15 Temmuz sonrası başlayan küresel ihanet odaklarıyla mücadele milli güvenlik bağlamında 24 Haziran gecesi Cumhurbaşkanı Recep Tayyip Erdoğan ve ittifakın %52 ve üstü aldığı oyla farklı bir boyuta geçecektir.
Yeni sistemle Devletimiz daha işlevsel, daha atik, evrak ve teferruattan arınmış bir hale gelecektir.
24 Haziran gecesi Türkiye’de demokrasi kazanmıştır. Toplumsal huzur tahsis edilmiş, millet ve devlet bir olmuştur. Halkımızın büyük çoğunluğu önceliğinin güvenlik siyaseti olduğu da görülmüştür.
Bu süreç ülkemiz için refah ve aydınlık günlerin habercisidir.
Ülkemiz iç barışını sağlamış ekonomik ve siyasi tıkanıklıklardan kurtulmuş güzel günlere gidecektir.
Biraz sabır, biraz inanç bu süreci atlatmak için yeterlidir.
Unutmayın, dik durmak ile dikilmenin arasında ince ve keskin bir hat vardır.
TANAP
Geçtiğimiz günlerde ülkemizin jeo-stratejik konumdan kaynaklı çok önemli bir projeye milletçe ortak olduk. İlk olarak bakıldığında sadece bir boru hattı, topraklarımızdan geçip gidiyor gibi görünse de ülkemizin küresel oyunda var olduğunun büyük bir göstergesidir, Trans Anadolu Doğal Gaz Boru Hattı Projesi (TANAP).

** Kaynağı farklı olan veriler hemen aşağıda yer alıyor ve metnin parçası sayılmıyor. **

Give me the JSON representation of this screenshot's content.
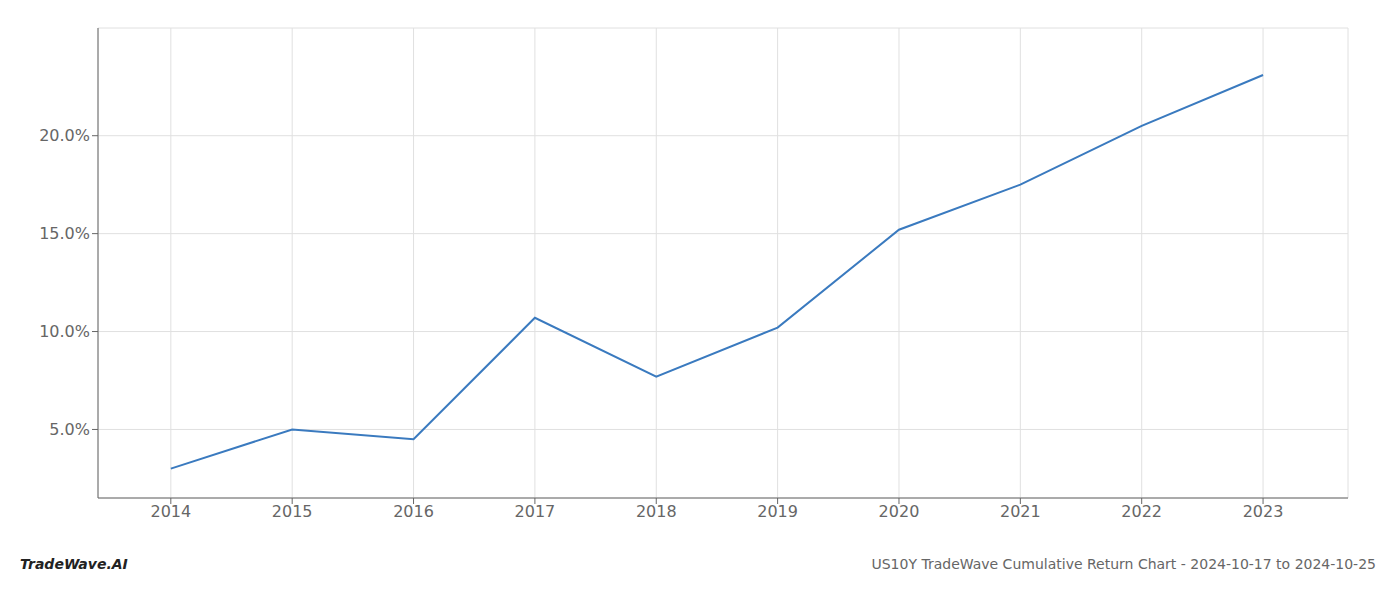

Azerbaycan’ın başkenti Bakü’den İtalya’ya uzanan 3500 kilometrelik Güney Gaz Koridoru’nun önemli bir parçası TANAP’tır.
TANAP, 1850 km’lik uzunluğuyla Türkiye’yi, Kafkaslar’dan Avrupa’ya uzanan bir enerji koridoru haline getirecektir. Bu proje ile ‘iki devlet bir millet’ mantığıyla hareket ettiğimiz Can Azarbeycan ile ülkemiz enerji sektörünün önemli iki oyuncusu olarak konumlanacaklardır.
Rakamlarla TANAP, 8 milyar dolarlık bir yatırımdır. 1850 km ile Türkiye’nin en uzun boru hattıdır. 31 milyar m³ taşıma kapasitesi ile en uzun boru hattıdır. 1500 çalışana iş sağlayacaktır. Yapımında 88 milyon saat mesai yapılmıştır. Deniz seviyesinden 2750 metre rakımda hat geçmektedir.
TANAP kısaca ülkemiz için prestij, enerji alanında aktör ve önemli partner olduğumuzun reel göstergesidir. Türk milleti olarak bu coğrafyadaki bekamız için birer km taşıdır.
Kitap: John Perkins’in “Bir Ekonomik Tetikçinin İtirafları” adlı eserini okumanızı tavsiye ediyorum.